Que les fournitures à acquérir étant des réactifs de laboratoire d’analyse et à la lumière de tout ce qui précède, l’absence, dans toute offre, d’autorisation d’importation a été jugée par l’acheteur d’omission mineure ne motivant pas, à elle seule, le rejet de l’offre.
Le CRD décide…
Pour rendre son verdict, le CRD a encore rappeler les dispositions du décret n°2015-0604/P-RM du 25 septembre 2015, modifié, portant code des marchés publics et des délégations des services publics dans ses articles 24, 25.1, 3.1 ; 3.2 ainsi que la clause 11.l (j) des données particulières de l’appel d’offres (DPAO), et l’article 26 de l ‘arrêté interministériel n°05-2203/MS-MEP-SG du 20 septembre 2005.
Considérant que la requérante estime que l’offre de BGL Sysmet SARL (l’attributaire provisoire) aurait dû être écartée par l’autorité contractante dans la mesure où, celle-ci n’a pu fournir dans son offre qu’une autorisation d’importation et de vente de produits pharmaceutiques en cours de validité délivrée par les autorités compétentes du Bénin.

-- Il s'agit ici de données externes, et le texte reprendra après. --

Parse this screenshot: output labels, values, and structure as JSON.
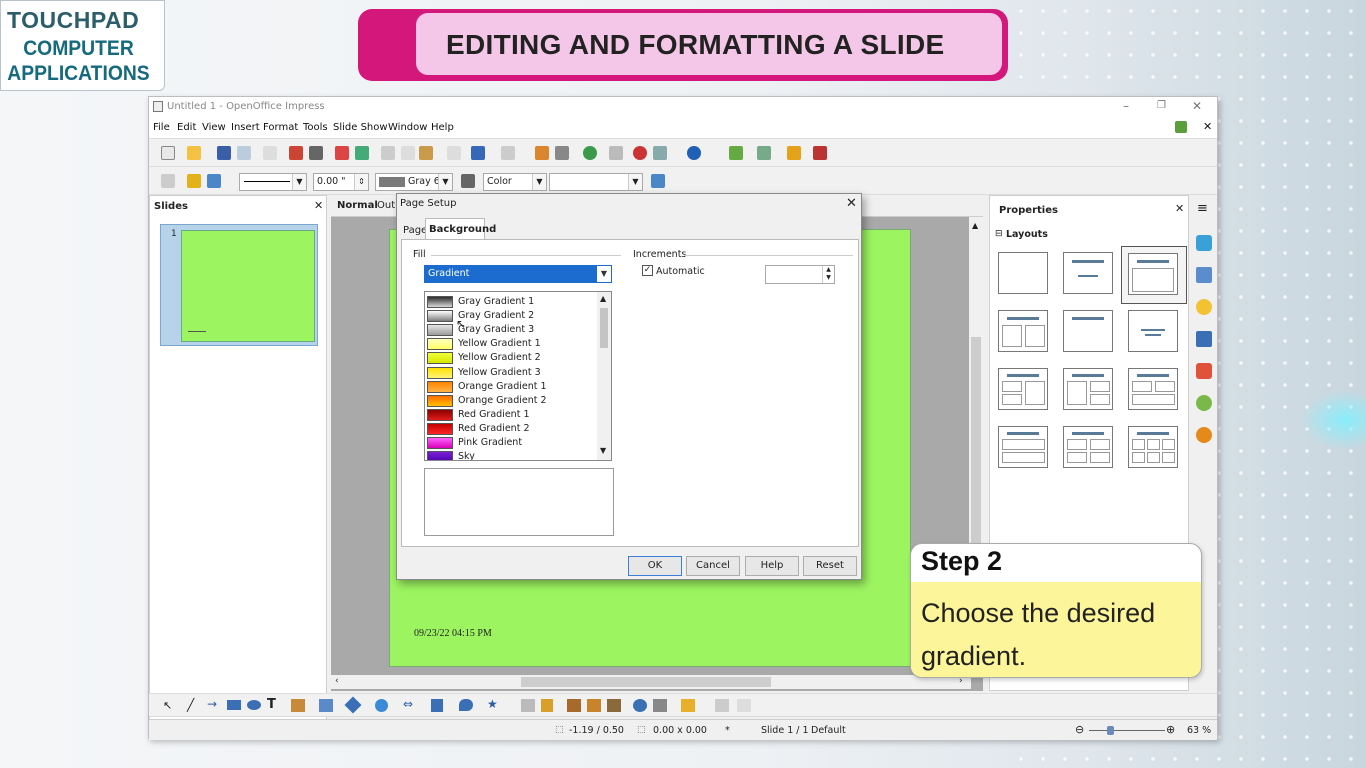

Considérant que l’article 3.1 du code des marchés publics dispose que les procédures de passation des marchés publics et des délégations de service public, quel que soit le montant, sont soumises à des principes dont notamment “l’égalité de traitement des candidats, la reconnaissance mutuelle”. Que l’article 3.2 du même code précise que toute mesure ou disposition fondée sur la nationalité des candidats de nature à constituer une discrimination à l’encontre des ressortissants des Etats membres de l’Uémoa est prohibée.
Considérant que ces dispositions impliquent notamment que les Etats membres de l’Uémoa s’accordent à priori du crédit en ce qui concerne les formalités de production des pièces administratives requises de la part des candidats ou soumissionnaires aux marchés publics de l’espace communautaire.
Considérant que les ressources servant à financer le marché querellé sont allouées par la Banque mondiale suivant un accord de don.
Considérant qu’à cet effet, les dispositions de la clause 4.3 des Instructions aux soumissionnaires du DAO stipulent qu’un soumissionnaire peut avoir la nationalité d’un pays quelconque éligible aux ressources de la Banque mondiale.
Considérant que la procédure de passation du marché en cause est soumise à la revue à priori de la Banque Mondiale et non de la Direction générale des Marchés publics et des Délégations de service public.
Qu’à ce titre, la Banque a donné son avis de non-objection sur le rapport d’évaluation des offres pour l’attribution du marché en entérinant notamment le choix de l’attributaire provisoire, l’entreprise BGL SYSMET SARL.
Qu’au regard de ce qui précède, il convient de déclarer que la décision de l’autorité contractante est justifiée.
Par conséquence, le CRD déclare le recours de l’entreprise Bio-Mali Services recevable en la forme ; dit que le recours de l’entreprise Bio-Mali Services est mal fondé ; et ordonne la poursuite de la procédure d’attribution du marché en cause.
Rappelons que la délibération a eu lieu le lundi 3 juillet 2023 sous la présidence d’Alassane Ba du CRD.